- Original author: UCLouvain
- Developer: Claroline
- Stable release: 13.1.3 / December 22, 2021; 4 years ago
- Written in: PHP
- Operating system: Windows, macOS, Linux
- Available in: 35 languages
- Type: LMS
- License: GNU GPL
- Website: claroline.com
- Repository: github.com/claroline/Claroline ;

= Claroline =

E-learning- and e-working-platform

Claroline is an open-source collaborative eLearning and eWorking platform, (learning management system) operating under the GPL open-source license. It enables organizations to develop and manage courses and collaboration spaces online. Used extensively in educational institutions and by enterprises for data sharing, it boasts availability in around 100 countries and supports 35 languages

==Tools==
The Claroline platform is organized around the concept of spaces associated with courses or pedagogical activities. Each course space provides a list of tools enabling the teacher to:

- Write a course description
- Publish documents in any format (text, PDF, HTML, video, etc...)
- Administer public or private forums
- Create learning paths (compatible with SCORM)
- Create groups of users
- Compose exercises (compatible with IMS / QTI standard 2)
- Structure an agenda with tasks and deadlines
- Post notifications (also by email)
- Propose home work and mark online
- View statistics of attendance and completion exercises
- Use the wiki to write collaborative documents

==Development==
The Claroline programme was initiated by the University of Louvain in Louvain-la-Neuve, Belgium, at the end of the 1990s. Since 2000, Claroline development teams have been focusing on code stability and the development of features in line with users' needs. The main concern of the developers is not to build up a large number of new features, but to concentrate on a few elaborated tools concerning the pedagogical approach and the interface offered to the users. A large worldwide community of users and developers also extensively contributes to Claroline's development and diffusion.

==Annual Conference of Claroline Users (ACCU)==

To promote the use of Claroline and encourage the relationship between contributors, each year, the Claroline community meets at the Annual Conference of Claroline Users (ACCU).
The ACCU is a unique opportunity to meet users and developers of many countries to share experiences and accomplishment.
The first ACCU was organized on May 22 and 23, 2006 in Louvain-la-Neuve (Belgium). It was also held in other cities such as Vigo (Spain), Lyon (France) and Saidia (Morocco).

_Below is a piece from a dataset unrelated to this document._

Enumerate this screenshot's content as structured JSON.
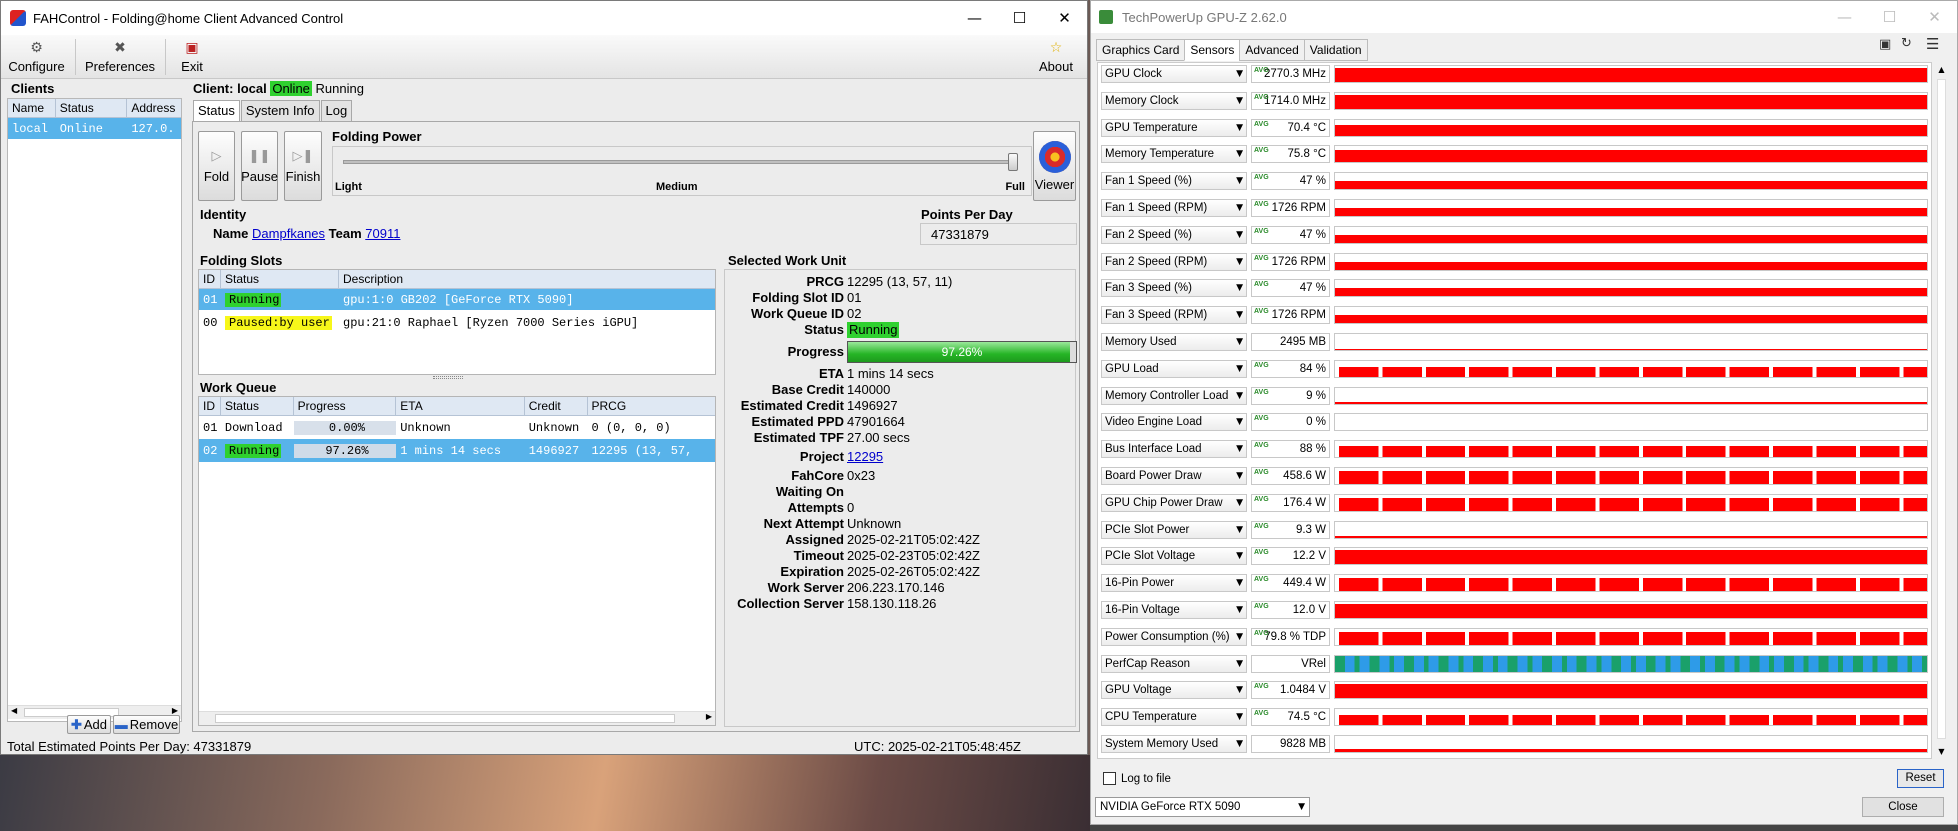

==Unesco honours Claroline==

The Claroline project is the winner of the 2007 UNESCO – King Hamad Bin Isa Al-Khalifa Prize for the Use of ICT in Education.
The Claroline project was chosen out of 68 projects from 51 countries.

==Claroline Connect==

In addition to the developments related to the maintenance and evolution of the current version of the platform, development teams are working on a new version of Claroline.

Remaining true to the principles of simplicity, flexibility and stability that characterize Claroline, a new version known as code name Claroline Connect will be introduced. This will offer many new features while maintaining some general guidelines such as the following:

- User orientation
- Custom profiles
- Independent learning
- Resources modularity and openness to the environment and to changes in the web
- Genericity and variety of learning tools and collaborative work
- Freedom of configuration

==Partners==
Developed since 2000 by UCLouvain (University of Louvain, Belgium), Claroline has been developed following teacher's pedagogical experience and needs. Claroline is now financially supported by the Walloon Region for its development through the WIST programme.

Within this programme, Claroline associates three Belgian partners :
- IPM, a pedagogy and multimedia research institute at UCLouvain, Louvain-la-Neuve
- CERDECAM, the Research and Development Centre of the ECAM engineering school, based at UCLouvain Woluwe campus, Brussels
- LENTIC, research centre on new technologies, innovation and change of the University of Liège, in Liège

==Consortium Claroline==
The Claroline Consortium was born on May 23, 2007, during the second annual conference of Claroline users that was held at the Vigo University, Spain. This non-profit international association mainly aims at federating the Claroline community, coordinating the platform’s development and promoting its use.

The 5 founding members of the Consortium are:

- UCLouvain, Belgium, presiding
- Haute École Léonard de Vinci, Belgium
- Universidade de Vigo, Spain
- Université du Québec à Rimouski, Canada
- Universidad Católica del Norte, Chile.